O segundo aspecto é que parece haver um desleixo ou desconsideração pela lei e pelos procedimentos adequados. Demasiadas decisões são tomadas sem se perceber o enquadramento legal, os fundamentos e os limites. Um Estado de Direito implica, naturalmente, que a lei seja a base e a fronteira de todas as decisões dos órgãos judiciais e administrativos do Estado. Nas decisões descritas acima, não se vislumbra o que aconteceu à lei.

Uma nota de fim de página sobre as peripécias do juiz João António Francisco, que temos acompanhado desde o seu comportamento inenarrável no julgamento de vários pastores da Igreja Adventista do Sétimo Dia por um inexistente rapto de Daniel Cem, também antigo pastor da mesma Igreja. Embora, na altura, por indicação do juiz conselheiro Joel Leonardo, lhe tenha sido aberto um processo disciplinar, tal não impediu que o juiz Francisco se tornasse secretário do Conselho Superior da Magistratura Judicial, isto é, do mesmo Joel Leonardo. Nesse posto, aparentemente, destacou-se por adjudicar obras não previstas no orçamento no valor de alguns milhões de kwanzas, o que levou o mesmo Leonardo a querer afastá-lo, promovendo-o a juiz desembargador. É mais uma situação descabida.

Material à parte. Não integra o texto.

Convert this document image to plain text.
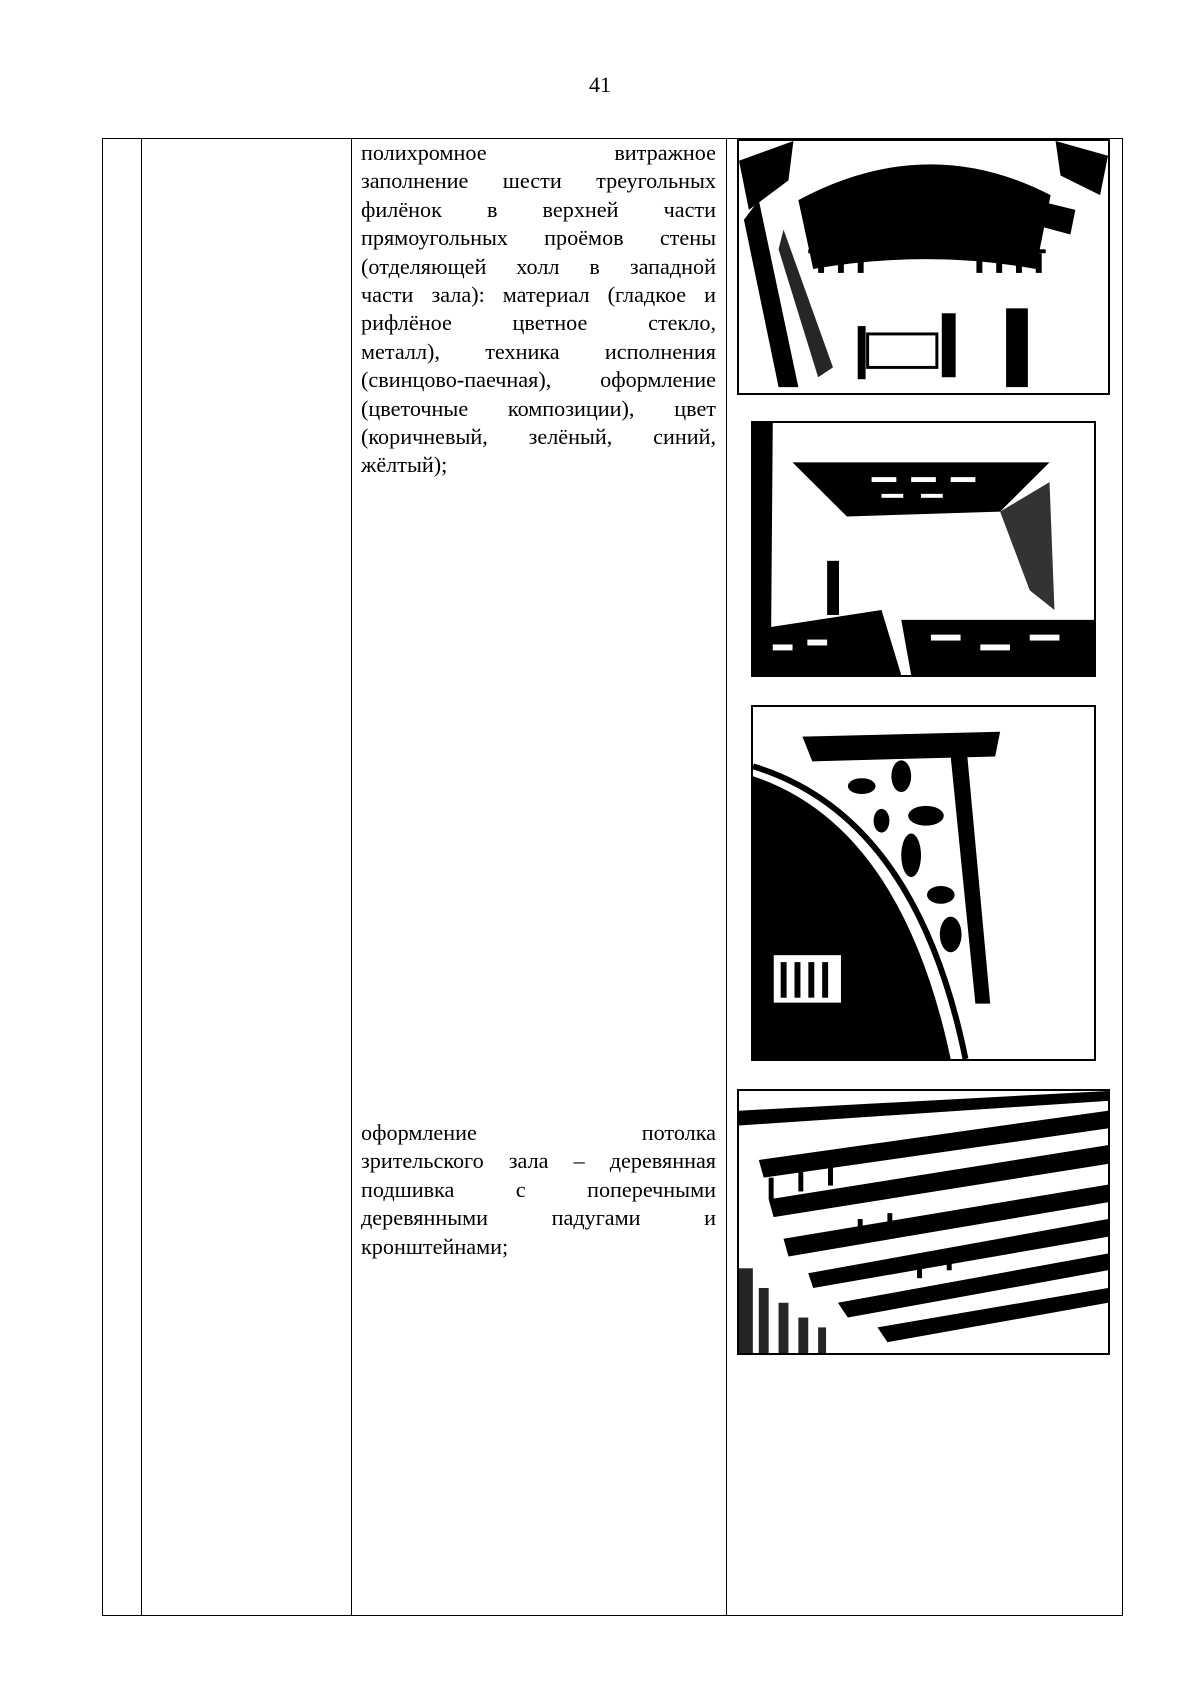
41
полихромное витражное
заполнение шести треугольных
филёнок в верхней части
прямоугольных проёмов стены
(отделяющей холл в западной
части зала): материал (гладкое и
рифлёное цветное стекло,
металл), техника исполнения
(свинцово-паечная), оформление
(цветочные композиции), цвет
(коричневый, зелёный, синий,
жёлтый);
оформление потолка
зрительского зала – деревянная
подшивка с поперечными
деревянными падугами и
кронштейнами;
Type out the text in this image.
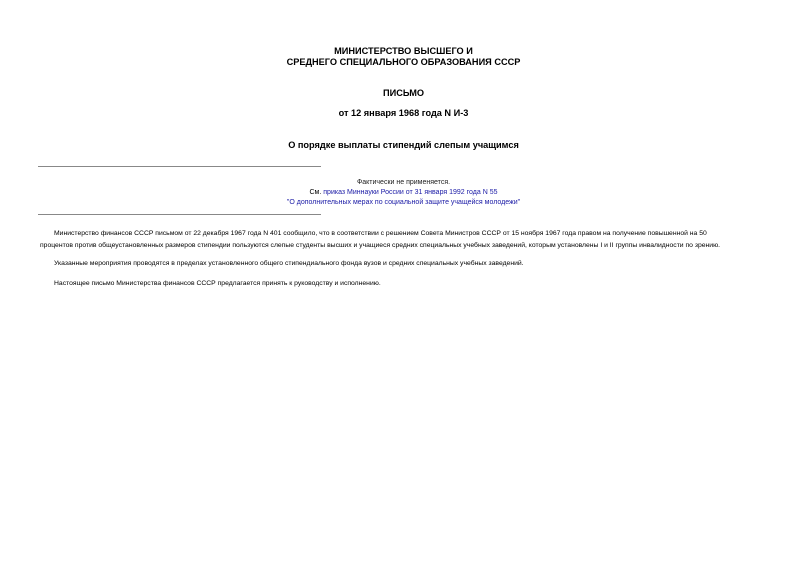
МИНИСТЕРСТВО ВЫСШЕГО И
СРЕДНЕГО СПЕЦИАЛЬНОГО ОБРАЗОВАНИЯ СССР
ПИСЬМО
от 12 января 1968 года N И-3
О порядке выплаты стипендий слепым учащимся
Фактически не применяется.
См. приказ Миннауки России от 31 января 1992 года N 55
"О дополнительных мерах по социальной защите учащейся молодежи"
Министерство финансов СССР письмом от 22 декабря 1967 года N 401 сообщило, что в соответствии с решением Совета Министров СССР от 15 ноября 1967 года правом на получение повышенной на 50
процентов против общеустановленных размеров стипендии пользуются слепые студенты высших и учащиеся средних специальных учебных заведений, которым установлены I и II группы инвалидности по зрению.

Указанные мероприятия проводятся в пределах установленного общего стипендиального фонда вузов и средних специальных учебных заведений.

Настоящее письмо Министерства финансов СССР предлагается принять к руководству и исполнению.
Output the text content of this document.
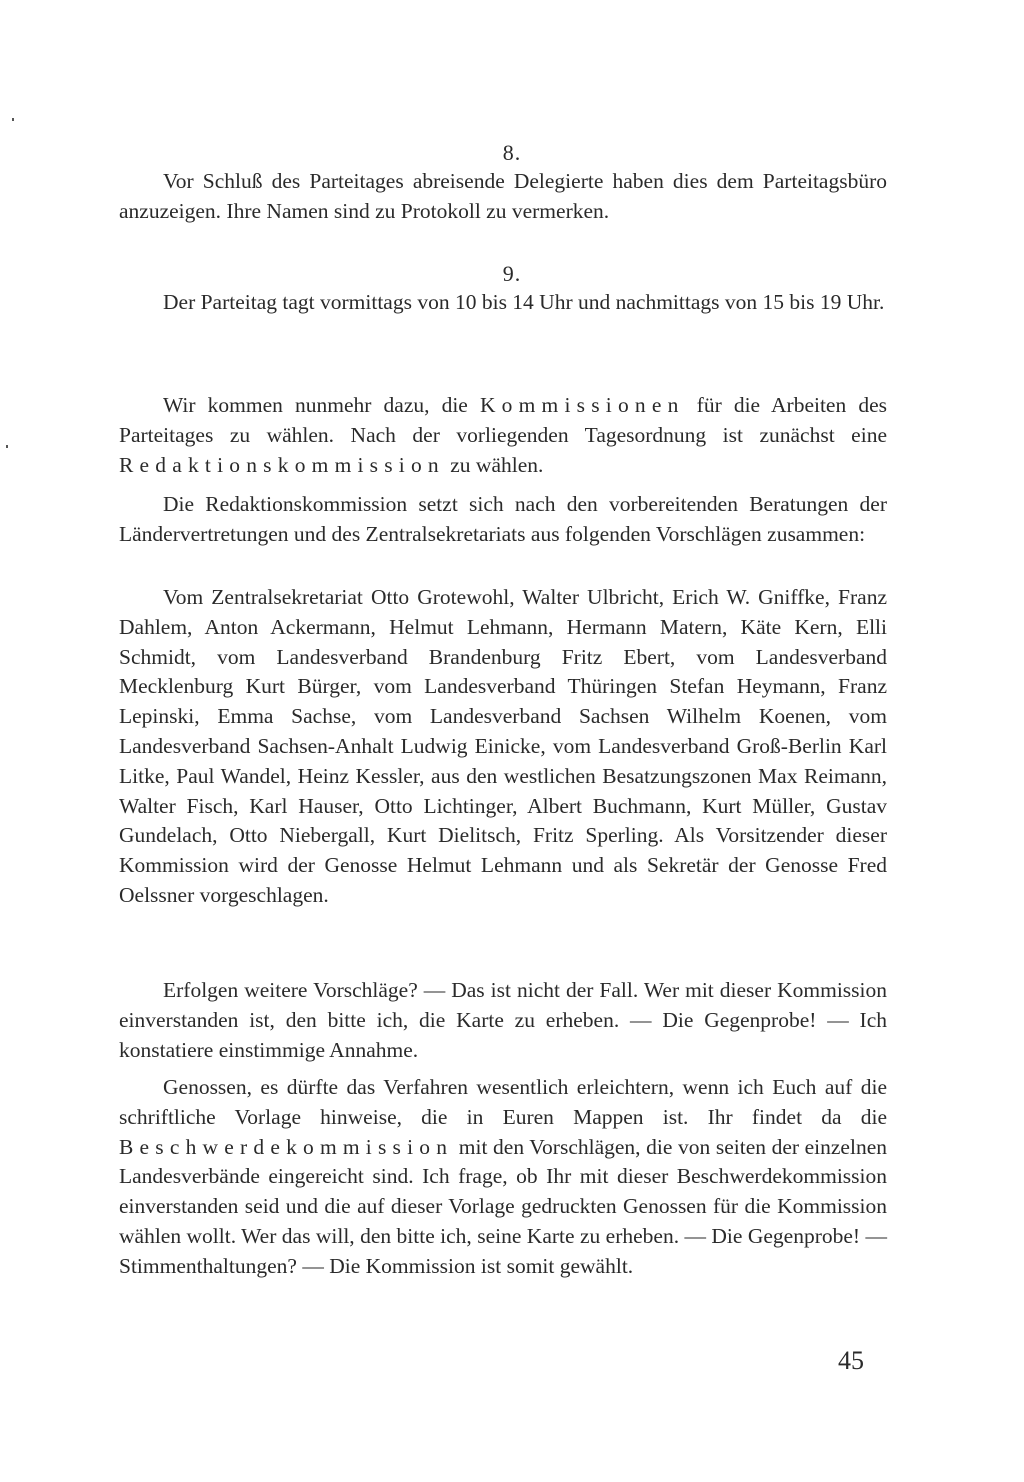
8.

Vor Schluß des Parteitages abreisende Delegierte haben dies dem Parteitagsbüro anzuzeigen. Ihre Namen sind zu Protokoll zu vermerken.

9.

Der Parteitag tagt vormittags von 10 bis 14 Uhr und nachmittags von 15 bis 19 Uhr.

Wir kommen nunmehr dazu, die Kommissionen für die Arbeiten des Parteitages zu wählen. Nach der vorliegenden Tagesordnung ist zunächst eine Redaktionskommission zu wählen.

Die Redaktionskommission setzt sich nach den vorbereitenden Beratungen der Ländervertretungen und des Zentralsekretariats aus folgenden Vorschlägen zusammen:

Vom Zentralsekretariat Otto Grotewohl, Walter Ulbricht, Erich W. Gniffke, Franz Dahlem, Anton Ackermann, Helmut Lehmann, Hermann Matern, Käte Kern, Elli Schmidt, vom Landesverband Brandenburg Fritz Ebert, vom Landesverband Mecklenburg Kurt Bürger, vom Landesverband Thüringen Stefan Heymann, Franz Lepinski, Emma Sachse, vom Landesverband Sachsen Wilhelm Koenen, vom Landesverband Sachsen-Anhalt Ludwig Einicke, vom Landesverband Groß-Berlin Karl Litke, Paul Wandel, Heinz Kessler, aus den westlichen Besatzungszonen Max Reimann, Walter Fisch, Karl Hauser, Otto Lichtinger, Albert Buchmann, Kurt Müller, Gustav Gundelach, Otto Niebergall, Kurt Dielitsch, Fritz Sperling. Als Vorsitzender dieser Kommission wird der Genosse Helmut Lehmann und als Sekretär der Genosse Fred Oelssner vorgeschlagen.

Erfolgen weitere Vorschläge? — Das ist nicht der Fall. Wer mit dieser Kommission einverstanden ist, den bitte ich, die Karte zu erheben. — Die Gegenprobe! — Ich konstatiere einstimmige Annahme.

Genossen, es dürfte das Verfahren wesentlich erleichtern, wenn ich Euch auf die schriftliche Vorlage hinweise, die in Euren Mappen ist. Ihr findet da die Beschwerdekommission mit den Vorschlägen, die von seiten der einzelnen Landesverbände eingereicht sind. Ich frage, ob Ihr mit dieser Beschwerdekommission einverstanden seid und die auf dieser Vorlage gedruckten Genossen für die Kommission wählen wollt. Wer das will, den bitte ich, seine Karte zu erheben. — Die Gegenprobe! — Stimmenthaltungen? — Die Kommission ist somit gewählt.

45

Apesar de ter um processo disciplinar instaurado pelo próprio CSMJ, João António Francisco continua a exercer as funções de facto de secretário judicial do mesmo órgão que o investiga. É a figura sombra de Joel Leonardo.

Quando o presidente do Tribunal Supremo, o chefe dos juízes, comete ilegalidades tão gritantes e não dá ouvidos aos seus pares, que lhe pedem zelo à lei, o que se pode esperar do sistema judicial?

É antiga e conhecida a citação bíblica: “Tudo tem o seu tempo determinado, e há tempo para todo o propósito debaixo do céu” (Eclesiastes 3:1). Já foi o tempo da velha justiça e dos juízes comprometidos com o poder. Este tem de ser o tempo da reforma da justiça e dos juízes imparciais e independentes. Joel Leonardo está a estrangular a justiça, está a matar a justiça como um verdadeiro tirano.

É tempo de exigir o seu afastamento.